Quella frase così innocente era scivolata fuori dalla bocca di Jin con una semplicità incredibile. La stessa semplicità con cui Jimin aveva fatto scivolare quel bicchiere. La stessa che mi aveva frantumato il cuore.

Ospedale.

Cosa ci faceva Taehyung in ospedale? Perché mi aveva mentito? Perché non me lo aveva detto? Cosa mi stava nascondendo?

L'attenzione dei ragazzi tornò presto su di me, aspettandosi una reazione da parte mia, una risposta, un'azione. La mia faccia però parlava abbastanza chiaramente. Non ne sapevo nulla. E anche gli altri se ne accorsero. I loro sguardi si cercarono per capire come comportarsi e se fosse il caso di dire qualcosa. Nessuno parlò. Quel silenzio mi stava soffocando, mille pensieri si stavano affollando nella mia testa, uno sull'altro, logorandomi.

Dovevo andarmene.

"Io vado, scusate, ci vediamo" e, detto ciò, uscii. Non corsi fuori, non feci grandi scenate. Salutai e me ne andai.

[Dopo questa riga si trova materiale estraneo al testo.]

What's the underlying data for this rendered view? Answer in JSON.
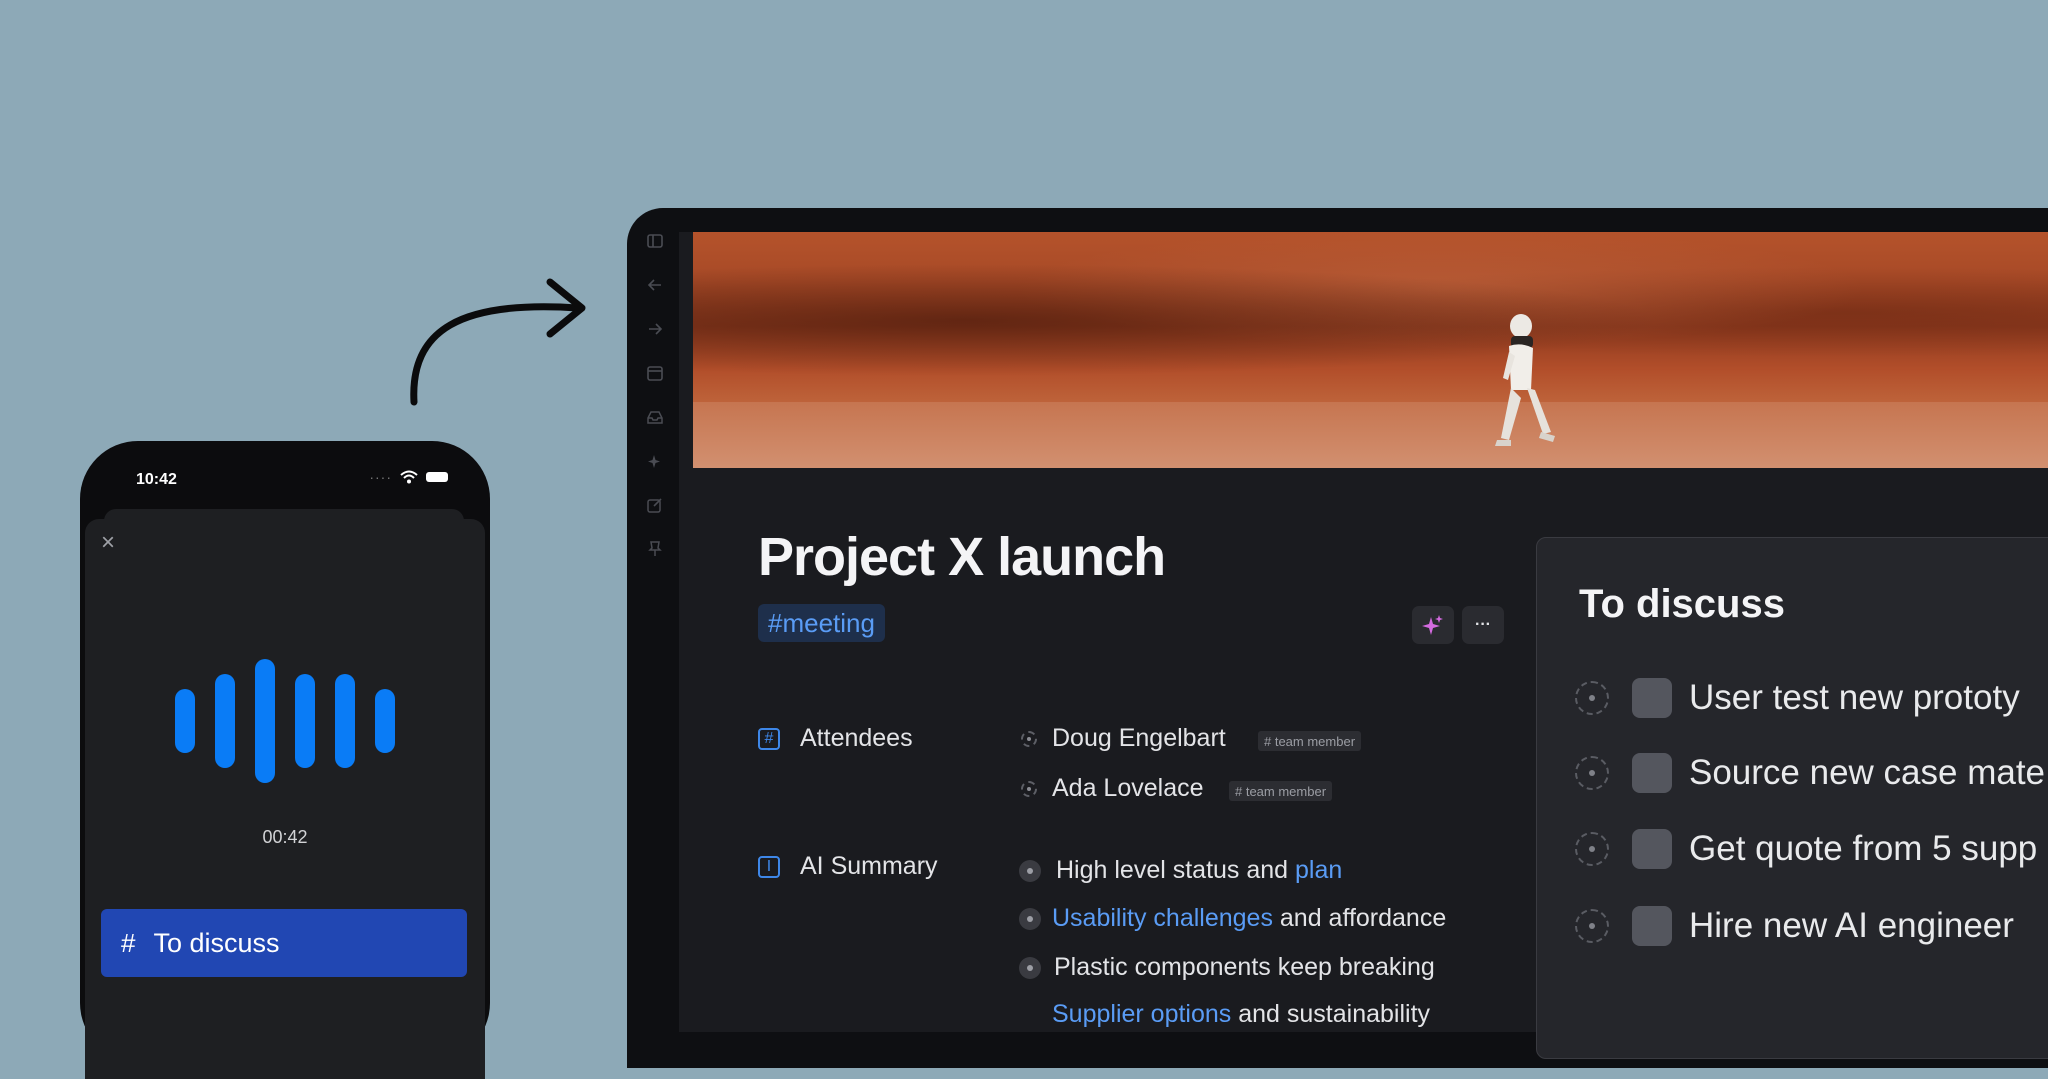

Mi sembrava tutto così irreale, come se stessi vivendo in un gioco di ruolo e avessi appena parlato ad un npc. Solo che, invece di sentirmi dire una qualsiasi frase inutile e totalmente priva di senso, quello che avevo ascoltato aveva appena cambiato totalmente le regole del gioco.

Io amavo lui, lui amava me. Eravamo sempre stati onesti l'uno con l'altro. Sinceri e diretti.

Ma ora lui mi aveva mentito, cancellando in questo modo ogni certezza che avevo riposto nella nostra relazione.

C'erano state altre bugie in passato? Ce ne sarebbero state altre in futuro? Ma soprattutto, ci sarebbe stato un futuro per noi?

Basta un solo errore per far crollare il più bello dei castelli di carta. Ma noi eravamo questo? Non era ciò che volevo che fossimo. Volevo costruirlo con lui il nostro castello, mattone dopo mattone. E mi ero sempre ripromesso di ricostruire insieme quel castello se mai fosse caduto. Perché ne valeva la pena. Per lui ne valeva la pena.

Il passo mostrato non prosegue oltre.